The idea of valuing life experiences over the collection of material things is one that’s gotten a great deal of media coverage in recent years. One psychological study after another contends that amassing a wealth of life experiences — be it travel, events, or merely interacting with people different from us no matter the circumstance — is better for humans than an unending effort to collect valued items.
Certainly, there’s nothing wrong with each of us placing value on items of personal importance. While I am a believer in spending my time and money on experiences over things, I, too, am a collector of things — music, books, tickets, t-shirts, and more. However, when I look at those items I place value in, I remember what most represent: the memory of an experience — whether a concert or a sporting event or sharing a conversation with a friend about a book for which we share an affinity.

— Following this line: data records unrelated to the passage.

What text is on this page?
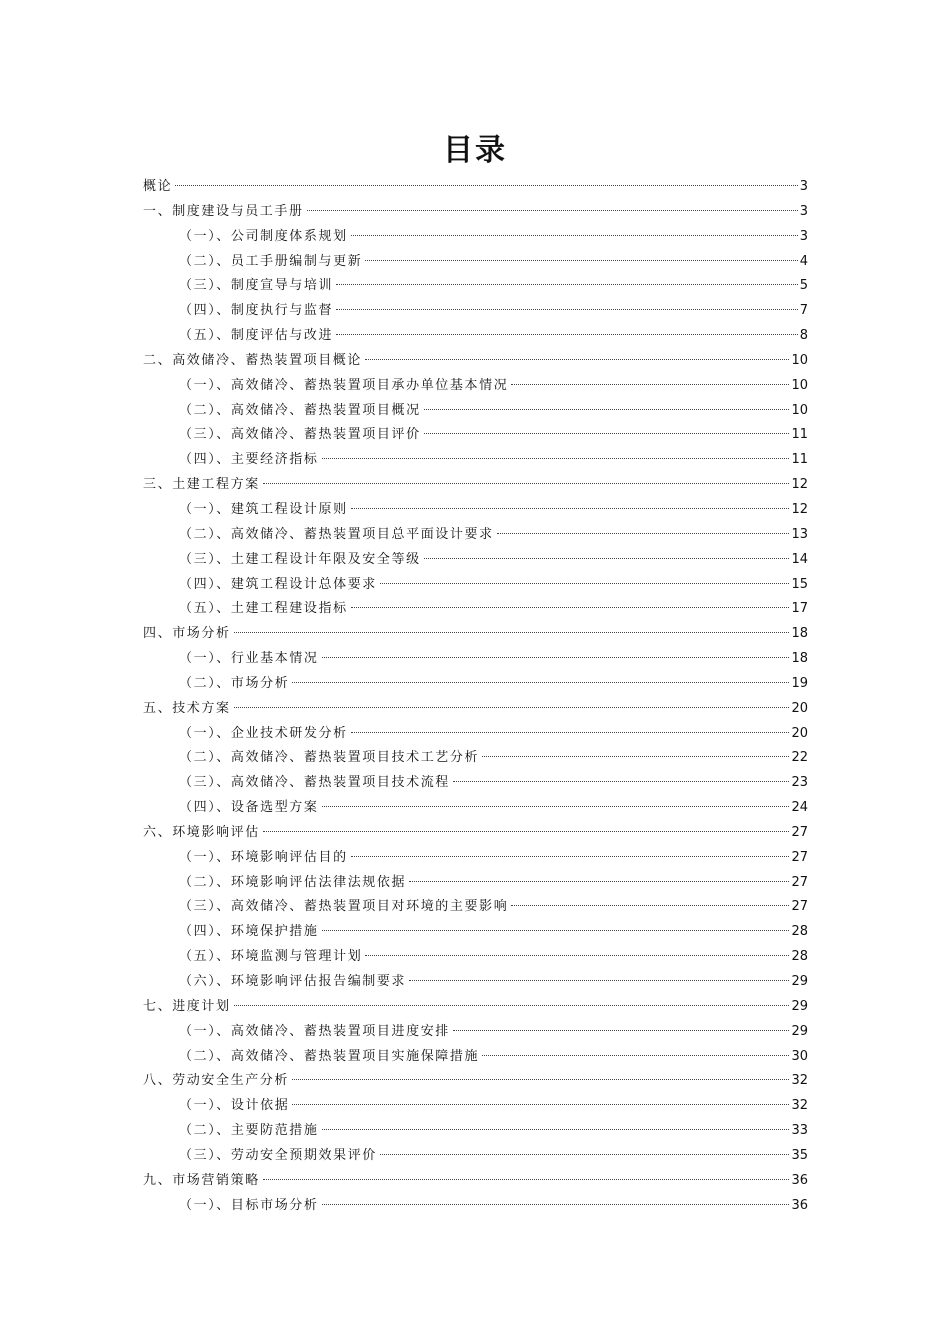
目录
概论	3
一、制度建设与员工手册	3
（一）、公司制度体系规划	3
（二）、员工手册编制与更新	4
（三）、制度宣导与培训	5
（四）、制度执行与监督	7
（五）、制度评估与改进	8
二、高效储冷、蓄热装置项目概论	10
（一）、高效储冷、蓄热装置项目承办单位基本情况	10
（二）、高效储冷、蓄热装置项目概况	10
（三）、高效储冷、蓄热装置项目评价	11
（四）、主要经济指标	11
三、土建工程方案	12
（一）、建筑工程设计原则	12
（二）、高效储冷、蓄热装置项目总平面设计要求	13
（三）、土建工程设计年限及安全等级	14
（四）、建筑工程设计总体要求	15
（五）、土建工程建设指标	17
四、市场分析	18
（一）、行业基本情况	18
（二）、市场分析	19
五、技术方案	20
（一）、企业技术研发分析	20
（二）、高效储冷、蓄热装置项目技术工艺分析	22
（三）、高效储冷、蓄热装置项目技术流程	23
（四）、设备选型方案	24
六、环境影响评估	27
（一）、环境影响评估目的	27
（二）、环境影响评估法律法规依据	27
（三）、高效储冷、蓄热装置项目对环境的主要影响	27
（四）、环境保护措施	28
（五）、环境监测与管理计划	28
（六）、环境影响评估报告编制要求	29
七、进度计划	29
（一）、高效储冷、蓄热装置项目进度安排	29
（二）、高效储冷、蓄热装置项目实施保障措施	30
八、劳动安全生产分析	32
（一）、设计依据	32
（二）、主要防范措施	33
（三）、劳动安全预期效果评价	35
九、市场营销策略	36
（一）、目标市场分析	36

Often, the power of our experiences returns with the emotions created by that recall. For as long as advertising has existed, marketers have touched on this power in branding ads that tug at the heartstrings of consumers. Viewers of the Emmy-winning TV series Mad Men will never forget one of the great scenes in that show’s history: Don Draper pitching Kodak executives a campaign for their new slide projector in an episode entitled “The Wheel”:
“This device isn’t a spaceship. It’s a time machine. It goes backwards, forwards. It takes us to a place where we ache to go again. It’s not called the wheel. It’s called the carousel. It lets us travel the way a child travels. Round and round, and back home again … to a place where we know we are loved.”
Today’s “carousel” resides in the palms of our hands: our mobile devices, with their high-resolution cameras and apps like Facebook, Instagram, Snapchat, and more. Each of us holds some of our dearest experiences just one fingertip-on-a-touchscreen away.

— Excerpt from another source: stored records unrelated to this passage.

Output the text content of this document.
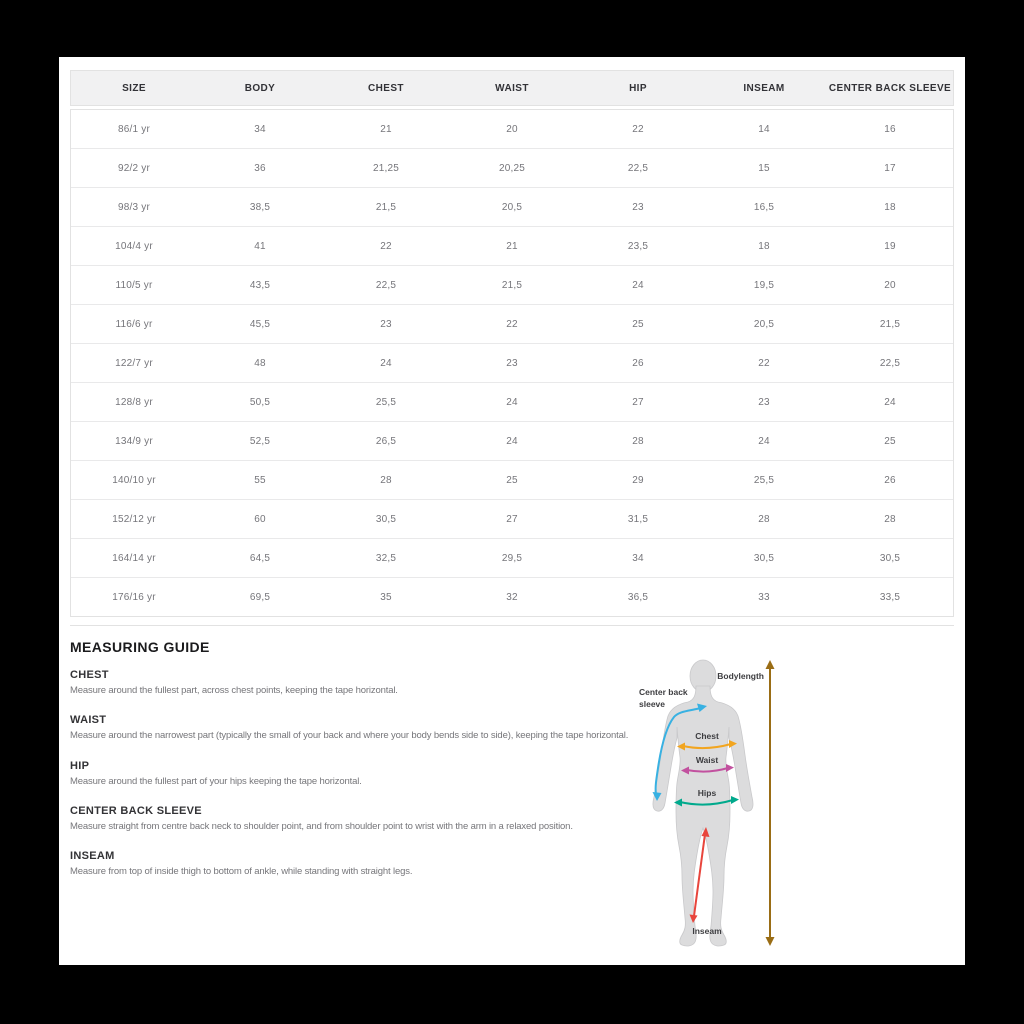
SIZE	BODY	CHEST	WAIST	HIP	INSEAM	CENTER BACK SLEEVE
86/1 yr	34	21	20	22	14	16
92/2 yr	36	21,25	20,25	22,5	15	17
98/3 yr	38,5	21,5	20,5	23	16,5	18
104/4 yr	41	22	21	23,5	18	19
110/5 yr	43,5	22,5	21,5	24	19,5	20
116/6 yr	45,5	23	22	25	20,5	21,5
122/7 yr	48	24	23	26	22	22,5
128/8 yr	50,5	25,5	24	27	23	24
134/9 yr	52,5	26,5	24	28	24	25
140/10 yr	55	28	25	29	25,5	26
152/12 yr	60	30,5	27	31,5	28	28
164/14 yr	64,5	32,5	29,5	34	30,5	30,5
176/16 yr	69,5	35	32	36,5	33	33,5
MEASURING GUIDE
CHEST
Measure around the fullest part, across chest points, keeping the tape horizontal.
WAIST
Measure around the narrowest part (typically the small of your back and where your body bends side to side), keeping the tape horizontal.
HIP
Measure around the fullest part of your hips keeping the tape horizontal.
CENTER BACK SLEEVE
Measure straight from centre back neck to shoulder point, and from shoulder point to wrist with the arm in a relaxed position.
INSEAM
Measure from top of inside thigh to bottom of ankle, while standing with straight legs.
Bodylength
Center back
sleeve
Chest
Waist
Hips
Inseam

Advertisers are learning just how powerful that can be. User-generated campaigns — where your customers tell their stories and share their experiences with your products and services — have become a massive part of the consumer journey. Not only can your customers promote their favorite products simply because they like them, but their friends and family are — statistically — far more likely to listen to them than they are anyone else.
Look at all three feature stories in this issue: Timberland’s massive success with a user-generated social media campaign that became an omnichannel branding campaign; travel marketers capitalizing on the power of reviews and other consumer feedback; and even the home shopping world getting involved in the “unboxing” craze sweeping social media. It’s all about the experience.
Yes, I am a believer in experiences. As a marketer in today’s connected social media environment, you must be, too.